Thursday, May 10, 2007

Annual Event...

It's an annual event here at the farm. There's no tea to be served, no crumpets to consume, rather we celebrate it in our rubber boots behind closed gates.

The event I'm talking about is the annual 'Pasturing of the Dairy Cows'.

You see, during the winter months, (from approximately November to April) the cows are kept inside the barn, neatly tied to their area, with a cozy straw bed. They get to run around in the barn yard after milkings and they come in after they've eaten their silage and had some fresh air. They are quite content to come back into the warm barn during these snowy months.

But when the grass turns green, it becomes a whole different story. They know....they can see the grass through the gates, and they want it. Badly.

Sometimes it can prove difficult to get them to come back into the barn when it's a lovely day, they don't realize the frost is still thick in the evenings of March and sometimes April. Eventually, they make their way back in, trying their best to avoid their beds, racing about the alley ways of the barn...ultimately agreeing that Farmer knows best and settling in for the night.

On our farm we pasture the cows during the summer months, those light rains get them clean, the hay is prolific, making for ample milk supply, and they are just plain happy. Sometimes in the beginning of their pasturing period, their milk is even tinted green. Just like the Chicago river on St. Patty's Day. It's from the consumption of that nice green grass.

Yesterday was their lucky day.

Unbeknownst to the herd...The Hubs was preparing for their big moment. The family was out and about yesterday in the Gator and Pick-up truck, checking the fence lines and making sure the field was sound for the animals to run amuck.

After everything was given the a-ok and the evening milking was complete, the Hubs put the kids and I behind a closed gate that had a great vantage point of the event.

He undid the wire fence that held them in the barnyard, and that led to the pasture.

They couldn't believe their shiny black eyes, it was indeed time. As one cow realized what this meant, she charged past the Hubs and galloped her way to the great green sea. The others were then alerted to the happenings, and then it started.

They get beside themselves with glee. They throw caution to the wind and act like jail birds on the run....


The udders were flapping, the tails were held high in the air, they kicked up their back legs and hopped about. Some even got a little ahead of themselves and their legs went out from beneath them. But they were right back up again, trotting to freedom. They would run in a stampede back and forth, back and forth, the dust clouds pluming up behind them. They made high pitched moo's and let out all pent up gas that had been brewing. It was a sight to behold.

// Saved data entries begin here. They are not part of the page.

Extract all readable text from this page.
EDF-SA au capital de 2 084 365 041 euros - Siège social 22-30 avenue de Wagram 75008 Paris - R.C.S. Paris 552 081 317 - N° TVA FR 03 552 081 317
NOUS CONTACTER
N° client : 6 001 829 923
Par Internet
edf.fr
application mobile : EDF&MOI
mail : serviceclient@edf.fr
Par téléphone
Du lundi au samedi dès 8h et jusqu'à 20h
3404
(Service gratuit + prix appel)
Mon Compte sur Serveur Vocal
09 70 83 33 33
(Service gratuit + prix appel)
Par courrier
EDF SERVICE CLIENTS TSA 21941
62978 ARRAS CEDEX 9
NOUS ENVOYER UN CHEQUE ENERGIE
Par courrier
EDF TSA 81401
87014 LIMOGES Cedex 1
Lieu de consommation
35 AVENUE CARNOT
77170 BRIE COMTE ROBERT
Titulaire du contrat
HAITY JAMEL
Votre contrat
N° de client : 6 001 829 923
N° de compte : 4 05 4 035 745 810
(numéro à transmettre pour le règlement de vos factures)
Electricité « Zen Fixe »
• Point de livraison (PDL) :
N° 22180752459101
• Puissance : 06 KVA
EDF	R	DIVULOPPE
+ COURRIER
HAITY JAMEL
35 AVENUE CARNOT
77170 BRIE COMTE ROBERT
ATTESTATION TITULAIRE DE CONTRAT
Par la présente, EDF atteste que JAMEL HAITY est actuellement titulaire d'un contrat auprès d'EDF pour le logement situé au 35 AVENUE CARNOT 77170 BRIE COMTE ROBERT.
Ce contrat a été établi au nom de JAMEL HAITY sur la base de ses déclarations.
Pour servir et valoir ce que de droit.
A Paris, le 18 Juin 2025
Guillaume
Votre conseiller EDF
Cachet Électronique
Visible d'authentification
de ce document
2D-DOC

This is when you start to worry about them running through the fence lines, but last night had no extra work involved, they remained safe in their designated areas.

Soon enough there will be too much of a good thing, and they'll all be bloated up with over consumption of hay. They'll lay down lazily in the green pasture, chewing their cud, tossing looks of contentment to their Farmer ... and his Wife.


TeaMouse said...

I absolutely loved this story! I love cows and I loved hearing about their excitement for the green grass.

You painted sucha good picture, I could actually see them frolicking and getting excited when they realized they were getting to go out to the grass.

How many milking cows do you own?

Marianne said...

Great blog!! Good to meet you! Just wanted to drop a line of encouragement for you in the May Day Challenge. You can do it! Blessings as you embark this week!

CoachJ said...

I would love to see that! And I know my hubby would, too.

Mandalyn said...

I wish I could've have been their to see that!! It sounds so wonderful to watch!!

Mary said...

What a fun post! I can relate because we raise horses and just love turning them out to pasture for the summer!

Pam said...

My favorite part was the part about the flapping udders! Tee-hee!